DBpedia is an open knowledge graph in continuous evolution. Unlike Wikidata, where the RDF content is directly edited as a wiki, DBpedia relies strictly on Wikipedia, meaning that every single triple in DBpedia — except for ontology statements — can be traced back to some infobox, sentence or table cell in Wikipedia.
The graph exposed at the root domain of DBpedia is derived solely from English Wikipedia (e.g. https://dbpedia.org/page/India). Purpose of this project is to create a graph derived solely from Hindi Wikipedia. Methods to generate triples rely on the Extraction Framework for infobox extraction or through novel NLP-based approaches such as the Neural Extraction Framework. Unfortunately, the latter approach only supports the English language. We thus welcome NLP and/or LLM-based solutions to target multilingual text.
Goal
Create the DBpedia Chapter in Hindi language to be reached at hi.dbpedia.org. In particular:
Expose the knowledge graph to make it browsable via web.
Create a SPARQL endpoint to make it queryable.
Material
See Warm-up tasks.
Project size
This project is medium-sized (175 hours).
Impact
Cultural and Educational Enrichment: Empower Hindi-speaking users with culturally relevant and easily accessible knowledge, fostering educational enrichment and linguistic inclusivity.
Semantic Search and NLP Applications: Enable advanced semantic search and natural language processing (NLP) applications in Hindi, opening avenues for innovation in information retrieval and analysis.
Community Engagement: Encourage community contributions, feedback, and collaboration in maintaining and expanding the Hindi ontology, ensuring continuous improvement and relevance.
In summary, this project seeks to contribute significantly to linguistic diversity in the semantic web domain by extending the DBpedia ontology to Hindi, promoting a more inclusive and accessible knowledge landscape
for Hindi-speaking users.
Hello @tsoru .
I am interested to work in this project! I have recently studied and worked on NLP, and simultaneously looking for a LLM based project.
A recent research project of mine involved workign with exploring LSTM, BERT and usage of vectors of words, for text identification and tokenization whoch could help recognize sensitve information in a real time video.

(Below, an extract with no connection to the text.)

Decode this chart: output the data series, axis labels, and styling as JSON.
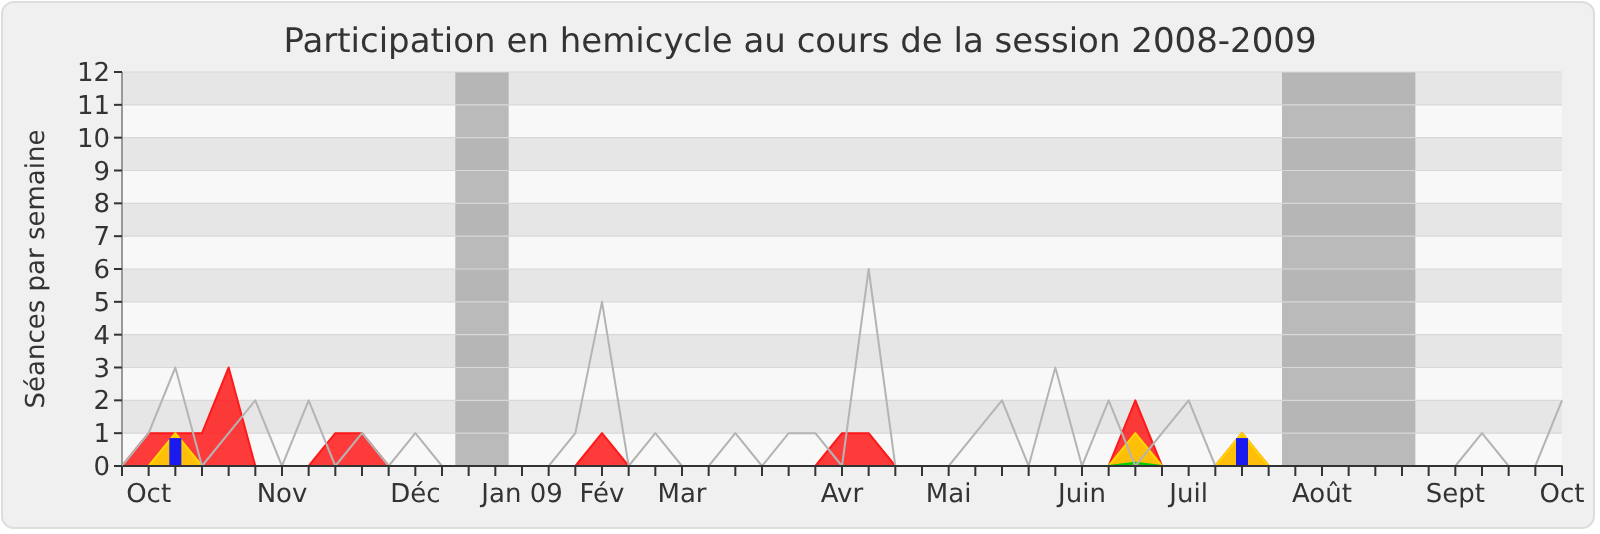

I am Debarghya Datta(Masters in CS specializing in NLP). During my masters, I worked in Domain-specific Entity Linking with custom KG, and have tackled challenges in using a Neural-based model for the same, as most of the SOTA EL models (GENRE, BLINK) are trained with English Corpus.
Due to my previous experience, i find this project particularly interesting and want to try out how LLMs along with the awesome NLP tools created by the community can be used effectively to solve this problem.
I’m highly interested in the GSOC 2024 project focusing on Semantic Web and NLP for DBpedia. With recent research publications in NLP and hands-on experience, I’m eager to contribute to empowering Hindi-speaking users with culturally relevant knowledge. Excited about the opportunity to collaborate and make a meaningful impact.
Hello @tiwarisanju18, Ronak Panchal,
I am Rishit Agarwal a bachelor’s student and recently worked with web semantics domain involving the use of NLP and using Bert models for various tasks such as classification and learning the reasoning of llms using the rdf synatx.
I was looking for projects collaborating with my interests in NLP tools and web semantics and I believe this project could be helpful for enhancing my understanding of the domain.
I am highly interested in this project. I have attached my resume for your reference in this chat. Kindly, go through it to judge my skills and experiences.
Hello @tiwarisanju18 and fellow mentors, I am doing a Master of Science in Computer Science from Illinois Institute of Technology, Chicago. I am highly interested in this project, I have been part of FOSS Overflow 2024 organised by IIT Bhilai, and this opportunity also aligns with my interest to continue contributing to the impactful open source projects.
For this semester I have taken the elective of Information Retrieval which essentially forms the base of NLP and thus correlates with the fundamentals of this Project.
As an international student currently in the USA, I understand the value of the preservation of vernacular language and culture and am excited to find a way to contribute to my roots.
I can get started with the warmup tasks as soon as possible to showcase my suitability for the project.
I am Yash Srivastava. I have worked in NLP and MT previously, and have good experience in working with Indic languages. I really liked this problem, and would be open to work on it. I also have good programming and open source experience.
hello @tsoru i am shivam ,im a pre-final student from Guru govind singh indraprastha university(DELHI) pursuing electronics and communication.i am eager to participate in this project.i have good programming language.thank you
Thank you for the same, I have a small request could you provide more material for reference in terms of technical papers, and references anything helps.
Dimitris Kontokostas, Charalampos Bratsas, Sören Auer, Sebastian Hellmann, Ioannis Antoniou, George Metakides, Internationalization of Linked Data: The case of the Greek DBpedia edition, Web Semantics: Science, Services and Agents on the World Wide Web, Volume 15, September 2012, Pages 51–61, ISSN 1570–8268, 10.1016/j.websem.2012.01.001.